Ao mesmo tempo, apesar das pressões externas para que Israel abra mão de uma ofensiva contra o Irã, Calandrin destacou que o gabinete de guerra do governo israelense integra “figuras muito polêmicas, de extrema-direita, que têm acusação de racismo, que pressionam internamente o governo a seguir o embate com o Irã”.
Calandrin vai além e diz que Netanyahu “está torcendo” para que a pressão do Ocidente para que não haja guerra seja maior do que a pressão interna para uma guerra.

‘Israel não é invencível’

Mestre em economia política internacional e analista de geopolítica, Dominique Marques também conversou com a Sputnik Brasil. Segundo ela, o poderio bélico do Irã, quase todo desenvolvido nacionalmente, não deve ser desprezado, tampouco suas Forças Armadas em termos de pessoal militar:

“Israel está com contingente militar de 177 mil, só que a força especial do Irã passa disso, tem 190 mil, e a força total acho que passa de 600 mil”, comentou.

A integrante do Instituto Brasil-Israel também destacou que, ao longo das últimas décadas, foi construída uma imagem de invencibilidade de Israel, de potência militar, que não é verdadeira.
“Israel não é invencível, não tem superioridade incontestável a todos os países da região.

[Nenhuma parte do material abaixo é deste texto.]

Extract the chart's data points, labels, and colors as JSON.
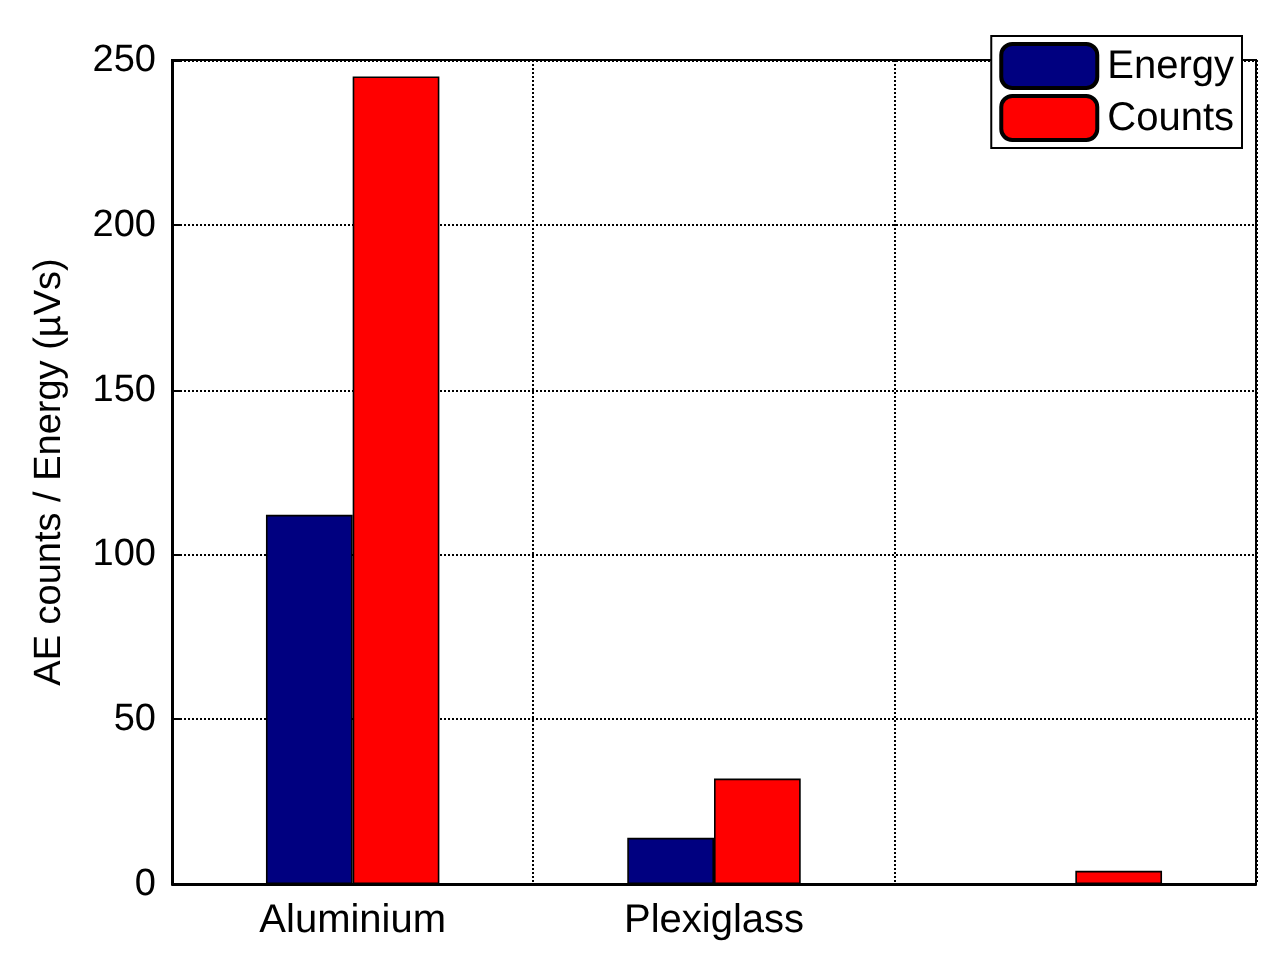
{
  "chart_data": {
    "type": "bar",
    "ylabel": "AE counts / Energy (µVs)",
    "categories": [
      "Aluminium",
      "Plexiglass",
      null
    ],
    "series": [
      {
        "name": "Energy",
        "color": "#000080",
        "values": [
          112,
          14,
          null
        ]
      },
      {
        "name": "Counts",
        "color": "#ff0000",
        "values": [
          245,
          32,
          4
        ]
      }
    ],
    "ylim": [
      0,
      250
    ],
    "yticks": [
      0,
      50,
      100,
      150,
      200,
      250
    ],
    "grid": true,
    "legend": "top right"
  }
}
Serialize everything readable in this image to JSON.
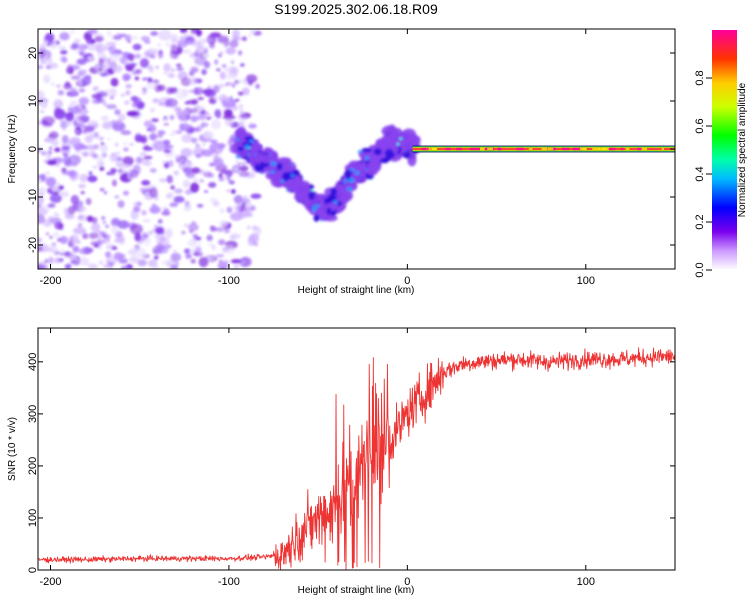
{
  "chart_data": [
    {
      "type": "heatmap",
      "title": "S199.2025.302.06.18.R09",
      "xlabel": "Height of straight line (km)",
      "ylabel": "Frequency (Hz)",
      "xlim": [
        -207,
        150
      ],
      "ylim": [
        -25,
        25
      ],
      "xticks": [
        -200,
        -100,
        0,
        100
      ],
      "yticks": [
        20,
        10,
        0,
        -10,
        -20
      ],
      "xtick_labels": [
        "-200",
        "-100",
        "0",
        "100"
      ],
      "ytick_labels": [
        "20",
        "10",
        "0",
        "-10",
        "-20"
      ],
      "colorbar": {
        "label": "Normalized spectral amplitude",
        "range": [
          0,
          1
        ],
        "ticks": [
          0.0,
          0.2,
          0.4,
          0.6,
          0.8
        ],
        "tick_labels": [
          "0.0",
          "0.2",
          "0.4",
          "0.6",
          "0.8"
        ]
      },
      "features": [
        {
          "region": "x from -207 to -95",
          "description": "scattered low-amplitude purple noise over all frequencies"
        },
        {
          "region": "x from -90 to 0",
          "description": "patchy blue/cyan blobs descending from 0 Hz to about -15 Hz near x=-50 then rising back to 0 Hz"
        },
        {
          "region": "x from 0 to 150",
          "description": "strong narrow band at about 0 Hz, amplitude near 1.0"
        }
      ],
      "centerline": {
        "x": [
          -92,
          -85,
          -78,
          -72,
          -66,
          -60,
          -55,
          -50,
          -45,
          -40,
          -35,
          -30,
          -25,
          -20,
          -15,
          -10,
          -5,
          0,
          5,
          10
        ],
        "y": [
          1,
          -1,
          -3,
          -5,
          -6,
          -8,
          -10,
          -12,
          -13,
          -11,
          -8,
          -5,
          -4,
          -3,
          -1,
          0.5,
          1,
          1,
          0.5,
          0
        ]
      },
      "band": {
        "x_start": 5,
        "x_end": 150,
        "frequency": 0,
        "amplitude": 1.0
      }
    },
    {
      "type": "line",
      "xlabel": "Height of straight line (km)",
      "ylabel": "SNR (10 * v/v)",
      "xlim": [
        -207,
        150
      ],
      "ylim": [
        0,
        465
      ],
      "xticks": [
        -200,
        -100,
        0,
        100
      ],
      "yticks": [
        0,
        100,
        200,
        300,
        400
      ],
      "xtick_labels": [
        "-200",
        "-100",
        "0",
        "100"
      ],
      "ytick_labels": [
        "0",
        "100",
        "200",
        "300",
        "400"
      ],
      "series": [
        {
          "name": "SNR",
          "color": "#ee3333",
          "x": [
            -207,
            -180,
            -150,
            -120,
            -100,
            -80,
            -70,
            -60,
            -50,
            -40,
            -30,
            -25,
            -20,
            -15,
            -10,
            -5,
            0,
            10,
            20,
            30,
            40,
            60,
            80,
            100,
            120,
            140,
            150
          ],
          "y": [
            20,
            20,
            22,
            22,
            22,
            25,
            30,
            70,
            100,
            120,
            160,
            200,
            220,
            240,
            250,
            270,
            300,
            340,
            380,
            395,
            400,
            405,
            400,
            405,
            405,
            410,
            410
          ]
        }
      ]
    }
  ],
  "colors": {
    "line": "#ee3333",
    "background": "#ffffff",
    "axis": "#000000",
    "noise": "#9966ee",
    "band": "#ff3344"
  }
}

Isso foi construído, é uma imagem que foi construída e tem sido colocada em xeque desde o 7 de outubro, desde que Israel sofreu o ataque do Hamas e agora sofre esse ataque do Irã.”

“Ele está se importando com a posição dele no poder, fugir da cadeia. Então, assim, ele enfrentaria o Irã se precisasse, mas sabe que é melhor não enfrentar, porque causaria um estrago muito maior do que um benefício”, completou.

Marques lembrou que, de acordo com as convenções de Genebra, o Irã esteve “completamente de acordo com o direito internacional humanitário, nesse sentido, de que avisou” com antecedência sobre os ataques de sábado, dando tempo de evacuação de civis e que Israel se defendesse.
Ambas as entrevistadas concordam que os envios de mísseis do Irã em solo israelense foram apenas um recado, uma vez que tais ofensivas foram anunciadas, bem como os armamentos utilizados.

“Foi uma resposta mostrando que ‘olha, se continuar, estou disposto a dar mais um passo, não me cutuque mais’. Foi uma resposta também às próprias pessoas iranianas ali que morreram, que eram figuras importantes para o Irã”, esclareceu Marques.

Independentemente da capacidade militar e potência, ambas avaliam que não interessa ao Irã enfrentar Israel de maneira mais ostensiva, a fim de evitar uma aliança Ocidental muito forte contra ele.

Saia justa dos EUA

O fato de ser ano eleitoral nos EUA coloca o presidente do país, Joe Biden, “em uma saia justa”, salientou Calandrin.

“Ele não está muito bem nas pesquisas eleitorais, então precisa agir de forma que garanta melhores resultados nas eleições e […] de maneira que consiga contemplar vários grupos internos nos Estados Unidos.”

Ela defende que para evitar se envolver em uma guerra, entrar em conflito com outras potências, os EUA farão de tudo para que Israel desista de seguir atacando o Irã.
“Ele [Biden] precisa conter Israel o máximo possível, só que a gente tem que lembrar que mesmo no gabinete de guerra, não estando as figuras mais extremas do governo Netanyahu, o governo por si só já é um governo extremista e há uma pressão para a guerra”, opinou a especialista.
O apoio a Israel faz parte da “praxe da política externa dos Estados Unidos”, mas Biden tem “pressionado muito Netanyahu” para segurar um ataque ao Irã, frisa:

“Biden não pode deixar Israel totalmente de lado, porque existem forças internas nos Estados Unidos e na própria política interna, como o lobby israelense no Congresso estadunidense, que representam forças políticas importantes e que não podem ser ignoradas”, opinou Calandrin.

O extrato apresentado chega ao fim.